Iniciativa busca integrar estudantes à vida universitária. UnB conta com núcleo para apoio a este público

Estudantes confraternizam nos jardins do Instituto de Química. Foto: Anastácia Vaz/Secom UnB

 

Os estudantes neurodiversos da UnB foram recebidos com um piquenique de boas-vindas nesta segunda-feira (31), nos jardins do Instituto de Química, no campus Darcy Ribeiro, Asa Norte.

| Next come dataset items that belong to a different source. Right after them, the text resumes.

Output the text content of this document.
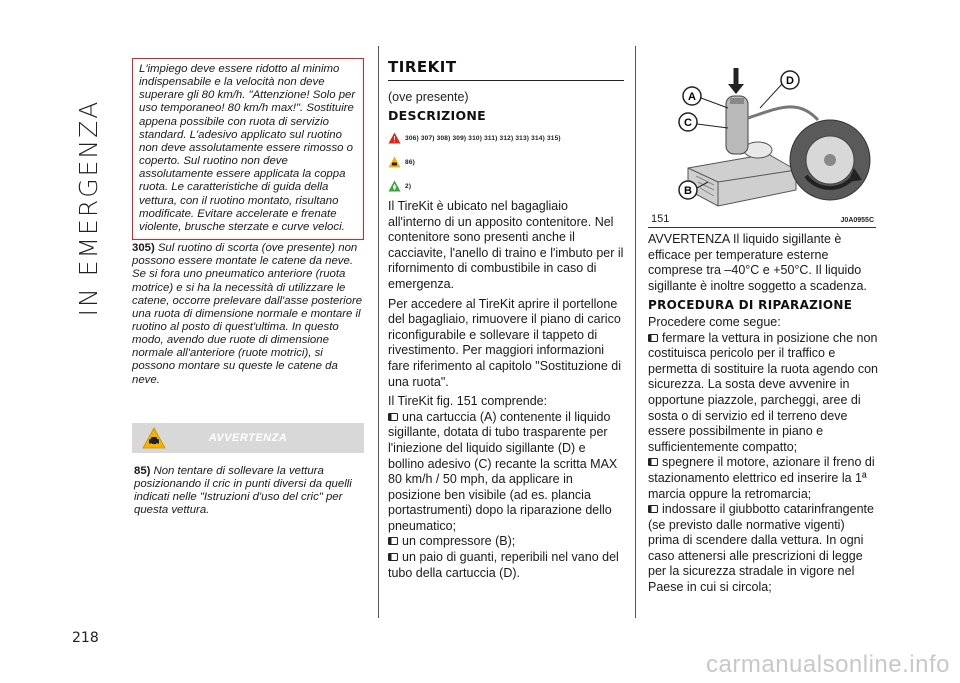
IN EMERGENZA
218
L'impiego deve essere ridotto al minimo indispensabile e la velocità non deve superare gli 80 km/h. "Attenzione! Solo per uso temporaneo! 80 km/h max!". Sostituire appena possibile con ruota di servizio standard. L'adesivo applicato sul ruotino non deve assolutamente essere rimosso o coperto. Sul ruotino non deve assolutamente essere applicata la coppa ruota. Le caratteristiche di guida della vettura, con il ruotino montato, risultano modificate. Evitare accelerate e frenate violente, brusche sterzate e curve veloci.
305) Sul ruotino di scorta (ove presente) non possono essere montate le catene da neve. Se si fora uno pneumatico anteriore (ruota motrice) e si ha la necessità di utilizzare le catene, occorre prelevare dall'asse posteriore una ruota di dimensione normale e montare il ruotino al posto di quest'ultima. In questo modo, avendo due ruote di dimensione normale all'anteriore (ruote motrici), si possono montare su queste le catene da neve.
AVVERTENZA
85) Non tentare di sollevare la vettura posizionando il cric in punti diversi da quelli indicati nelle "Istruzioni d'uso del cric" per questa vettura.
TIREKIT
(ove presente)
DESCRIZIONE
306) 307) 308) 309) 310) 311) 312) 313) 314) 315)
86)
2)

Il TireKit è ubicato nel bagagliaio all'interno di un apposito contenitore. Nel contenitore sono presenti anche il cacciavite, l'anello di traino e l'imbuto per il rifornimento di combustibile in caso di emergenza.

Per accedere al TireKit aprire il portellone del bagagliaio, rimuovere il piano di carico riconfigurabile e sollevare il tappeto di rivestimento. Per maggiori informazioni fare riferimento al capitolo "Sostituzione di una ruota".

Il TireKit fig. 151 comprende:

una cartuccia (A) contenente il liquido sigillante, dotata di tubo trasparente per l'iniezione del liquido sigillante (D) e bollino adesivo (C) recante la scritta MAX 80 km/h / 50 mph, da applicare in posizione ben visibile (ad es. plancia portastrumenti) dopo la riparazione dello pneumatico;
un compressore (B);
un paio di guanti, reperibili nel vano del tubo della cartuccia (D).
A
C
B
D
151	J0A0955C

AVVERTENZA Il liquido sigillante è efficace per temperature esterne comprese tra –40°C e +50°C. Il liquido sigillante è inoltre soggetto a scadenza.

PROCEDURA DI RIPARAZIONE

Procedere come segue:

fermare la vettura in posizione che non costituisca pericolo per il traffico e permetta di sostituire la ruota agendo con sicurezza. La sosta deve avvenire in opportune piazzole, parcheggi, aree di sosta o di servizio ed il terreno deve essere possibilmente in piano e sufficientemente compatto;
spegnere il motore, azionare il freno di stazionamento elettrico ed inserire la 1ª marcia oppure la retromarcia;
indossare il giubbotto catarinfrangente (se previsto dalle normative vigenti) prima di scendere dalla vettura. In ogni caso attenersi alle prescrizioni di legge per la sicurezza stradale in vigore nel Paese in cui si circola;
carmanualsonline.info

Há três anos, o encontro reúne estudantes de diferentes cursos, da graduação e pós-graduação, para celebrar o início e término de cada semestre letivo.

 

Demonstração de que a Universidade é um espaço democrático e para todos, a iniciativa é promovida pelo Núcleo de Autismo e Neurodiversidade da UnB, vinculado ao Centro de Atendimento e Estudos Psicológicos (Caep), e tem o apoio das diretorias de Acessibilidade (Daces/DAC) e de Atenção à Saúde da Comunidade Universitária (Dasu/DAC).

 

“A gente acredita que a inclusão só acontece quando há integração”, diz o estudante do bacharelado em Artes Talles de Oliveira, 23 anos, responsável pela organização do evento. O encontro busca, segundo ele, promover a interação entre alunos típicos e neuroatípicos. “É um evento para toda a comunidade, não somente para que alunos neuroatípicos interajam entre si, mas para promover a integração desses alunos com a UnB como um todo”, destaca ele, que é diretor de eventos no Núcleo de Autismo e Neurodiversidade. 

Talles de Oliveira estuda Artes na UnB e é diretor de eventos no Núcleo de Autismo e Neurodiversidade: “A gente acredita que a inclusão só acontece quando há integração”. Foto: Anastácia Vaz/Secom UnB

 

SAIBA MAIS – Criado em 2019, o Núcleo de Autismo e Neurodiversidade da UnB busca estabelecer espaços de apoio e interação para as pessoas autistas e neurodiversas. O conceito de neurodiversidade inclui pessoas com TDAH, superdotação, dificuldades de aprendizagem, deficiência intelectual e transtornos de personalidade.

 

“O núcleo surgiu como um grupo terapêutico e depois ele foi ganhando corpo. É um projeto de extensão, mas a gente também se vê como um movimento estudantil de permanência”, diz Talles. “Quando o aluno consegue se inserir e criar relações sociais aqui dentro, a gente acredita que isso também é uma forma de mantê-lo na Universidade”, observa.

 

Outras atividades oferecidas são o CineNeuro, com apresentação e discussão de filmes sobre o tema. Além de promover ações de acolhimento, realizar pesquisas sobre inclusão e neurodiversidade e desenvolver um trabalho de conscientização para a convivência nos campi, o núcleo oferece consultorias, oficinas, palestras. A ideia é capacitar a comunidade e desenvolver práticas educacionais e sociais inclusivas que garantam direitos e a plena cidadania do estudante neurodiverso.

 

Desde sexta-feira (27), os estudantes neurodivergentes também passaram a contar com apoio pedagógico especializado. O serviço é oferecido presencialmente às sextas-feiras, das 9h às 12h, na sala 7 do prédio FE 1, na Faculdade de Educação (FE), campus Darcy Ribeiro. A ideia é ajudá-los com orientações gerais para a realização de tarefas e atividades acadêmicas.